Energy Guzzlers & Computers

Technion Scientists: Computers and the communication systems are identified as largest Energy Guzzlers

By 2030 half of the US electricity production may be used up to support computers and communication infrastructures. Already now, 8% of the total energy consumption in the United States is directed to support the internet whose rate of growth is growing in an uncontrollable manner.

“Computers and communications are the greatest ‘energy guzzlers’ and it won’t be long before the total energy output will no longer be able to withstand it.” This is according to Technion scientists who organized the first international conference on this topic.

Increasing the electricity production to solve this problem is impractical since constructing new power stations is a slow and environmentally unfriendly process while alternative energy sources such as solar and wind power are inefficient and expensive and their total capacity in insufficient anyways.

Professor Gadi Eisenstein, the Head of the Russell Berrie Nanotechnology Institute, said that the energy supply will not be able to meet the tremendous growth rate of computer and communications, and in the very near future they will consume more energy than all lighting systems. The solution will not come from new energy production but rather from reducing consumption. This ambitious goal leads scientists to even think about re-inventing the transistor while vastly improving the communication infrastructure.

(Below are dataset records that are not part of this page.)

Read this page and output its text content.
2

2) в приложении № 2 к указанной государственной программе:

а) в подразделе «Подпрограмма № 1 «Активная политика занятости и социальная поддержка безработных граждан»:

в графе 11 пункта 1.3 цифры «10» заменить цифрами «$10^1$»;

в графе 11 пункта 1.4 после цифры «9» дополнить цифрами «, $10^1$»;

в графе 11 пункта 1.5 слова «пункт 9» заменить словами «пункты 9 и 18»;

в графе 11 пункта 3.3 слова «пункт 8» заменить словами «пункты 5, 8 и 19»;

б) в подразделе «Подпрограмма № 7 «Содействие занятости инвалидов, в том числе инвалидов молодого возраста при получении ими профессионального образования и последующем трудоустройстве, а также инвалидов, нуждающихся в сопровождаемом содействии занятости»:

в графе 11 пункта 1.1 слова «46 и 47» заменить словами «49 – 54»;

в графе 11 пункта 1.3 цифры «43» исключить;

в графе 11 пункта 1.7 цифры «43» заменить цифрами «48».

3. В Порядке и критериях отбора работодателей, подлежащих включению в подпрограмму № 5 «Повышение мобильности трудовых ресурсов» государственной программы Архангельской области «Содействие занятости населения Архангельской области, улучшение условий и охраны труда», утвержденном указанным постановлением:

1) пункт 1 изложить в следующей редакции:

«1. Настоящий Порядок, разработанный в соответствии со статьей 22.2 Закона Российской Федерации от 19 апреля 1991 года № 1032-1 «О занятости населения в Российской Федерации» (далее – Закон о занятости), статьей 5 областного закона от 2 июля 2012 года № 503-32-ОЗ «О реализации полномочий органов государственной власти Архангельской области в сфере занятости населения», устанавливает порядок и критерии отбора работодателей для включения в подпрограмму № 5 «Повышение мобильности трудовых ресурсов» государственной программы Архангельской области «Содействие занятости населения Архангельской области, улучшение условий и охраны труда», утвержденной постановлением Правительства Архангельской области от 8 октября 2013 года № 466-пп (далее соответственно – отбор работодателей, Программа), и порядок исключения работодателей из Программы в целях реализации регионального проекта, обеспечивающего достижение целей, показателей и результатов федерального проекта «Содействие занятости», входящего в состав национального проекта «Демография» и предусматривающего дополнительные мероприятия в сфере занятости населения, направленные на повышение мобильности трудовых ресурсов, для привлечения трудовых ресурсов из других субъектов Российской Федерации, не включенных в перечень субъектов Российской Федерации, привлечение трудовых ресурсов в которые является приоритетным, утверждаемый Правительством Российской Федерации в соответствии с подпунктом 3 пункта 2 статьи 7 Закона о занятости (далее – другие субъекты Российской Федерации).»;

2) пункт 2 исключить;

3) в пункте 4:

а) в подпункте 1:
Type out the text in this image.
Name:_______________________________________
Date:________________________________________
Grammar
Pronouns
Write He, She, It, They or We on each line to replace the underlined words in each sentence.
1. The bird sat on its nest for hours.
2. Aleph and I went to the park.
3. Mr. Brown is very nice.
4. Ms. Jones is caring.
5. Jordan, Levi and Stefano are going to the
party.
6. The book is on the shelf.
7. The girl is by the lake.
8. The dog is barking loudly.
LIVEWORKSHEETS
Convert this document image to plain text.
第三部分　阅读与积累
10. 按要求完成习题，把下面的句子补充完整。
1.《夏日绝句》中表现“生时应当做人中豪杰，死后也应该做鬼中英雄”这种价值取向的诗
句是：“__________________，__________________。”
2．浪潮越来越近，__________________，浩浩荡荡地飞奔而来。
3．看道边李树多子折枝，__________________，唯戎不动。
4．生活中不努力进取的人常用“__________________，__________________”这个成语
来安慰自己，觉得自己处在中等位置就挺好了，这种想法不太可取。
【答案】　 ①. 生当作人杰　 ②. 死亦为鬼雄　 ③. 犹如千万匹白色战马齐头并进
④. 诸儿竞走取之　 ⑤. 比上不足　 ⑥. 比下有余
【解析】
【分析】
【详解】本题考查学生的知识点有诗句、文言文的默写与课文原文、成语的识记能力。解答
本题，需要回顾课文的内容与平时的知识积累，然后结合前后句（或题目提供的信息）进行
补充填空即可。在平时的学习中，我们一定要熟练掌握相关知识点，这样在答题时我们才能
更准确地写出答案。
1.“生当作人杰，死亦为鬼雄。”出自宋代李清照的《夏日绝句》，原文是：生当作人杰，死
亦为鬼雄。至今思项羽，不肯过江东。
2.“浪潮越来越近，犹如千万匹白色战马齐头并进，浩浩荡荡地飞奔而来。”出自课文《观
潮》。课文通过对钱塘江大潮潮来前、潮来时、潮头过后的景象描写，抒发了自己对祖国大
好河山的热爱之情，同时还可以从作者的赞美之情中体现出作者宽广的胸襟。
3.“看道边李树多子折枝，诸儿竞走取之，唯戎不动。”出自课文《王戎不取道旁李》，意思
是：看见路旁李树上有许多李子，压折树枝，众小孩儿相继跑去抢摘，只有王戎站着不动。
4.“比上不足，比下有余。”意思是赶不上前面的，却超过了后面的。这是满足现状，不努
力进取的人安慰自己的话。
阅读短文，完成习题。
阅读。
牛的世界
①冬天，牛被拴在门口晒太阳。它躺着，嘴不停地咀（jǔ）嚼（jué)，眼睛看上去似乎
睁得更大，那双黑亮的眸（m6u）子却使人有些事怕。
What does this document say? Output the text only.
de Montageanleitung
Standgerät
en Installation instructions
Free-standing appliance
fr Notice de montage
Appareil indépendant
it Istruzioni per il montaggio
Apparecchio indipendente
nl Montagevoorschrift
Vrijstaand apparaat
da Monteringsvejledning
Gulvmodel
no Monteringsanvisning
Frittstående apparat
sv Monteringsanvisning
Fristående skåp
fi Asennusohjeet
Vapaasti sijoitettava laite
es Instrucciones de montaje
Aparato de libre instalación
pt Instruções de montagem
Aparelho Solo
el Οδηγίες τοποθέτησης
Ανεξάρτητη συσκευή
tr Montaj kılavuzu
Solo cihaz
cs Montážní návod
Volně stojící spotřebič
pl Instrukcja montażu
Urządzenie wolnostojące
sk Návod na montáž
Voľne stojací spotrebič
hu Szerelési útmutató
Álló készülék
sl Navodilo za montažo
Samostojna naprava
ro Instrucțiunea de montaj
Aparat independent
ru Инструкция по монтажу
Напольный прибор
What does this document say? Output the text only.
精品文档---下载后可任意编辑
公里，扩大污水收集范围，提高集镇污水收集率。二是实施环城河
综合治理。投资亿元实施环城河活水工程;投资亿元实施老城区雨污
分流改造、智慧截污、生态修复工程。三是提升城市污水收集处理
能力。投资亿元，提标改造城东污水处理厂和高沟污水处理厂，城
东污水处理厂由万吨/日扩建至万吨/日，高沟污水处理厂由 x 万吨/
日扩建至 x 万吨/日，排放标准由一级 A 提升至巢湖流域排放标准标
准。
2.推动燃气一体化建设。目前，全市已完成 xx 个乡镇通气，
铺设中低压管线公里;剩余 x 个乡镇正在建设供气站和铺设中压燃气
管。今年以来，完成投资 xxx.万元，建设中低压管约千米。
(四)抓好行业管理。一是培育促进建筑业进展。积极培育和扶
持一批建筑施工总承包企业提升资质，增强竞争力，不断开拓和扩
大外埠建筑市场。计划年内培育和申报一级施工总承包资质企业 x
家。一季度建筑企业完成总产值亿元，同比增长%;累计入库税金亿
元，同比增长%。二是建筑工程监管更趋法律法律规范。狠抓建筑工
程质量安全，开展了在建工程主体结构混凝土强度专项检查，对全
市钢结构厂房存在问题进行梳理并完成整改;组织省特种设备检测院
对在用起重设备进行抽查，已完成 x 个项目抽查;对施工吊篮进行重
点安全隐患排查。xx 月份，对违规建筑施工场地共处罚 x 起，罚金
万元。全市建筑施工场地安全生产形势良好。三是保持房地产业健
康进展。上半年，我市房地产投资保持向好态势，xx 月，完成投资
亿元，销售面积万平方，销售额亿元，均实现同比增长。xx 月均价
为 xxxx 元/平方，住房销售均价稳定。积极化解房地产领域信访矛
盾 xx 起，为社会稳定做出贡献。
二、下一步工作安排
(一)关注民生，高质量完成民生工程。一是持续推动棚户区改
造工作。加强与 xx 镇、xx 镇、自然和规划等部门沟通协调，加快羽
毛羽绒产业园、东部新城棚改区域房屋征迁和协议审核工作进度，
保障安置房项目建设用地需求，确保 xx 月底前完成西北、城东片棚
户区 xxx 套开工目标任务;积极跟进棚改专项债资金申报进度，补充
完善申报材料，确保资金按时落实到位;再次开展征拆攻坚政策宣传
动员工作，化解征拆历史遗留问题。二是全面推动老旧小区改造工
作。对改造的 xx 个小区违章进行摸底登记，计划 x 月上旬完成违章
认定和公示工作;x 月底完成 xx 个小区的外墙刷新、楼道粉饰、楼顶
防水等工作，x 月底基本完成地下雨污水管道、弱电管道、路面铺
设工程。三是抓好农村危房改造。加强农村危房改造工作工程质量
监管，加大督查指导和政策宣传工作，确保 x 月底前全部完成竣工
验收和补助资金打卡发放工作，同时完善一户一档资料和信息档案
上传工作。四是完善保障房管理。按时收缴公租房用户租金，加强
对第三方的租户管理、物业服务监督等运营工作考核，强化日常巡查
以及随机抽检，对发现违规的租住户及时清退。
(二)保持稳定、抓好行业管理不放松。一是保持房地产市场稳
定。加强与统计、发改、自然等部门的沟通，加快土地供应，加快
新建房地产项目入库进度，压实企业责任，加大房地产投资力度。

gadi11At the conference, which will be held at the Technion on April 23-24, leading Israeli and international researchers from academia and industry will lecture on the subject. Among the topics to be covered: large-scale computer systems such as data centers, connectivity of supercomputers and the proposed introduction of optics into electronic chips.

“The internet will continue to grow at an uncontrollable rate,” warns Professor Eisenstein. “Any attempts to limit it will not succeed. This is about a subject that is no longer a technological issue but rather, it has developed into a social, economic an dpolitical issue. The Internet is an amazing and positive historical phenomenon that has radically changed our lives and now we must find solutions to the energy problems it has brought on.”